In a question-and-answer period, Kanigher was asked: "How many (homes) do you have in your farm?"
"Will you tell us where your farm is so we can stay out of it?"
After the meeting, board President Nicely walked through the entryway, where members, standing before display racks, picked out fliers about individual houses.
Some were written in Chinese as well as English. "Bring your fussy buyer," said one. "Drive-by only," said another. "Korean older couple, don't speak English," said a listing for a Monterey Park house. Another read: "Big, friendly dog in yard will greet you."
Even in the computer age, Nicely said, the written material and human contacts at the meetings help. "Our people can't carry a computer in their cars," she said, "but they can carry our listing books."
Lugging to his car an armload of freshly printed booklets of property listings, Mel Wong, 44, who owns an Alhambra real estate firm, explained why he comes to the breakfasts.

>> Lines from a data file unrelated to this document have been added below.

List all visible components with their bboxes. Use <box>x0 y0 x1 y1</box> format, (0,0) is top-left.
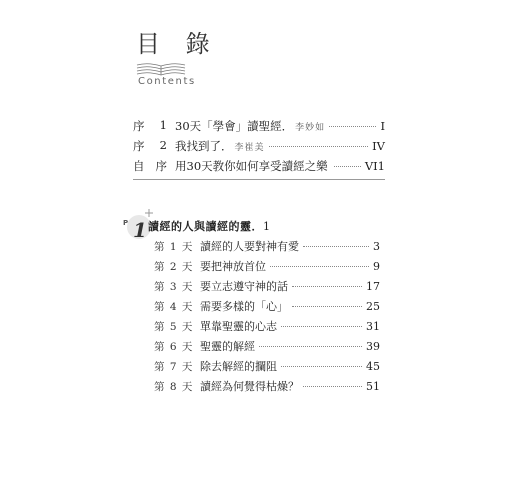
leader-dots <box>303 246 369 247</box>
leader-dots <box>329 126 376 127</box>
entry-page: IV <box>372 139 385 153</box>
page-title: 目 錄 <box>136 30 219 58</box>
chapter-day: 第 6 天 <box>154 341 194 353</box>
chapter-page: 17 <box>366 280 380 293</box>
chapter-title: 聖靈的解經 <box>200 340 255 353</box>
entry-title: 30天「學會」讀聖經． <box>175 119 294 133</box>
entry-title: 我找到了． <box>175 139 233 153</box>
entry-label-prefix: 序 <box>133 119 145 133</box>
chapter-page: 9 <box>373 260 380 273</box>
part-heading[interactable] <box>148 218 271 234</box>
entry-label-number: 1 <box>159 118 167 132</box>
leader-dots <box>303 386 362 387</box>
chapter-title: 要立志遵守神的話 <box>200 280 288 293</box>
section-divider <box>133 179 385 180</box>
chapter-title: 讀經的人要對神有愛 <box>200 240 299 253</box>
chapter-entry[interactable] <box>154 238 380 258</box>
chapter-day: 第 8 天 <box>154 381 194 393</box>
chapter-page: 25 <box>366 300 380 313</box>
entry-page: I <box>380 119 385 133</box>
open-book-icon <box>136 62 186 76</box>
toc-entry[interactable] <box>133 118 385 138</box>
chapter-day: 第 5 天 <box>154 321 194 333</box>
leader-dots <box>269 146 369 147</box>
chapter-title: 單靠聖靈的心志 <box>200 320 277 333</box>
entry-author: 李妙如 <box>295 123 326 133</box>
toc-entry[interactable] <box>133 138 385 158</box>
chapter-day: 第 2 天 <box>154 261 194 273</box>
chapter-title: 要把神放首位 <box>200 260 266 273</box>
leader-dots <box>292 306 362 307</box>
chapter-page: 3 <box>373 240 380 253</box>
chapter-day: 第 3 天 <box>154 281 194 293</box>
chapter-entry[interactable] <box>154 318 380 338</box>
entry-author: 李崔美 <box>234 143 265 153</box>
chapter-title: 除去解經的攔阻 <box>200 360 277 373</box>
part-page: 1 <box>263 220 271 233</box>
chapter-day: 第 7 天 <box>154 361 194 373</box>
chapter-page: 39 <box>366 340 380 353</box>
leader-dots <box>281 326 362 327</box>
chapter-entry[interactable] <box>154 278 380 298</box>
toc-entry[interactable] <box>133 158 385 178</box>
chapter-entry[interactable] <box>154 258 380 278</box>
leader-dots <box>334 166 361 167</box>
chapter-title: 讀經為何覺得枯燥？ <box>200 380 299 393</box>
part-number: 1 <box>133 218 147 241</box>
leader-dots <box>292 286 362 287</box>
chapter-day: 第 4 天 <box>154 301 194 313</box>
page-subtitle: Contents <box>138 76 196 87</box>
entry-title: 用30天教你如何享受讀經之樂 <box>175 159 328 173</box>
leader-dots <box>281 366 362 367</box>
chapter-title: 需要多樣的「心」 <box>200 300 288 313</box>
entry-label-prefix: 自 <box>133 159 145 173</box>
chapter-entry[interactable] <box>154 338 380 358</box>
chapter-entry[interactable] <box>154 378 380 398</box>
entry-label-number: 2 <box>159 138 167 152</box>
chapter-entry[interactable] <box>154 298 380 318</box>
chapter-entry[interactable] <box>154 358 380 378</box>
part-prefix: P <box>123 219 129 227</box>
leader-dots <box>270 266 369 267</box>
chapter-page: 45 <box>366 360 380 373</box>
chapter-page: 31 <box>366 320 380 333</box>
entry-label-prefix: 序 <box>133 139 145 153</box>
toc-header <box>136 30 256 87</box>
entry-label-number: 序 <box>155 159 167 173</box>
entry-page: VI1 <box>364 159 385 173</box>
leader-dots <box>259 346 362 347</box>
chapter-page: 51 <box>366 380 380 393</box>
part-title: 讀經的人與讀經的靈． <box>148 220 263 233</box>
chapter-day: 第 1 天 <box>154 241 194 253</box>
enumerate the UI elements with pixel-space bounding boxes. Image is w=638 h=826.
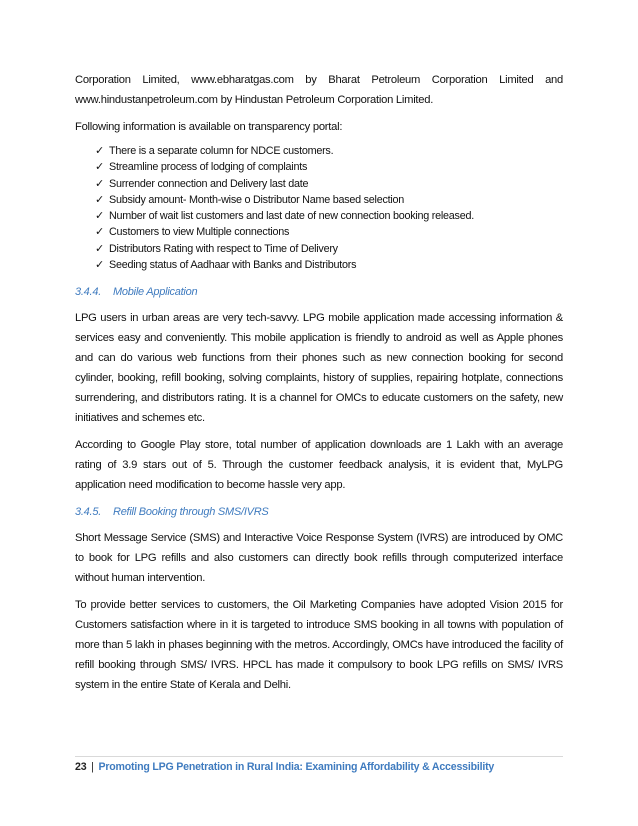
checkmark-icon: ✓: [95, 193, 104, 206]
page-content: [75, 70, 563, 695]
footer-divider: [75, 756, 563, 757]
paragraph-portals: Corporation Limited, www.ebharatgas.com by Bharat Petroleum Corporation Limited and www.hindustanpetroleum.com by Hindustan Petroleum Corporation Limited.: [75, 74, 563, 106]
paragraph-vision-2015: To provide better services to customers, the Oil Marketing Companies have adopted Vision 2015 for Customers satisfaction where in it is targeted to introduce SMS booking in all towns with population of more than 5 lakh in phases beginning with the metros. Accordingly, OMCs have introduced the facility of refill booking through SMS/ IVRS. HPCL has made it compulsory to book LPG refills on SMS/ IVRS system in the entire State of Kerala and Delhi.: [75, 599, 563, 692]
list-item: ✓ Streamline process of lodging of complaints: [95, 159, 563, 175]
section-title: Refill Booking through SMS/IVRS: [113, 506, 269, 519]
section-title: Mobile Application: [113, 286, 198, 299]
paragraph-sms-ivrs-intro: Short Message Service (SMS) and Interactive Voice Response System (IVRS) are introduced by OMC to book for LPG refills and also customers can directly book refills through computerized interface without human intervention.: [75, 532, 563, 585]
footer-separator: |: [91, 761, 94, 773]
section-number: 3.4.4.: [75, 286, 102, 299]
paragraph-mobile-app-downloads: According to Google Play store, total number of application downloads are 1 Lakh with an average rating of 3.9 stars out of 5. Through the customer feedback analysis, it is evident that, MyLPG application need modification to become hassle very app.: [75, 439, 563, 492]
page-footer: [75, 761, 494, 773]
checkmark-icon: ✓: [95, 145, 104, 157]
list-item: ✓ Distributors Rating with respect to Time of Delivery: [95, 241, 563, 257]
footer-document-title: Promoting LPG Penetration in Rural India: Examining Affordability & Accessibility: [98, 761, 495, 773]
section-number: 3.4.5.: [75, 506, 102, 519]
list-item: ✓ Subsidy amount- Month-wise o Distributor Name based selection: [95, 192, 563, 208]
checkmark-icon: ✓: [95, 242, 104, 255]
checkmark-icon: ✓: [95, 210, 104, 223]
section-heading-sms-ivrs: [75, 503, 563, 521]
checkmark-icon: ✓: [95, 259, 104, 272]
paragraph-transparency-intro: Following information is available on transparency portal:: [75, 121, 343, 133]
checkmark-icon: ✓: [95, 226, 104, 239]
checkmark-icon: ✓: [95, 161, 104, 174]
list-item: ✓ Surrender connection and Delivery last date: [95, 176, 563, 192]
list-item: ✓ Customers to view Multiple connections: [95, 224, 563, 240]
paragraph-mobile-app-intro: LPG users in urban areas are very tech-savvy. LPG mobile application made accessing information & services easy and conveniently. This mobile application is friendly to android as well as Apple phones and can do various web functions from their phones such as new connection booking for second cylinder, booking, refill booking, solving complaints, history of supplies, repairing hotplate, connections surrendering, and distributors rating. It is a channel for OMCs to educate customers on the safety, new initiatives and schemes etc.: [75, 312, 563, 425]
section-heading-mobile-application: [75, 283, 563, 301]
list-item: ✓ Seeding status of Aadhaar with Banks and Distributors: [95, 257, 563, 273]
transparency-checklist: [75, 143, 563, 273]
list-item: ✓ There is a separate column for NDCE customers.: [95, 143, 563, 159]
page-number: 23: [75, 761, 87, 773]
checkmark-icon: ✓: [95, 177, 104, 190]
list-item: ✓ Number of wait list customers and last date of new connection booking released.: [95, 208, 563, 224]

"You find out new ideas," he said. "Some of these people have hot properties; they've got to move it now. They're out there broadcasting and pitching. That's part of their job."
Wong, who had made a pitch that morning, said two people had already stopped him to say they wanted to see a property.
"You never know what might strike another agent or what will attract attention," he said.
Pitching a 2 1/2-bedroom house, a representative from a Monterey Park firm found a way to attract attention for at least a moment.
As the bell rang to cut him off, he added a final ear-catching amenity: "There's motorcycle parking in the back."
"Motorcycle parking?" one man asked, looking up from his coffee cup, the remains of his chocolate doughnut and his morning newspaper.
"That's right," the salesman said with a knowing look. His pitch had hit the target.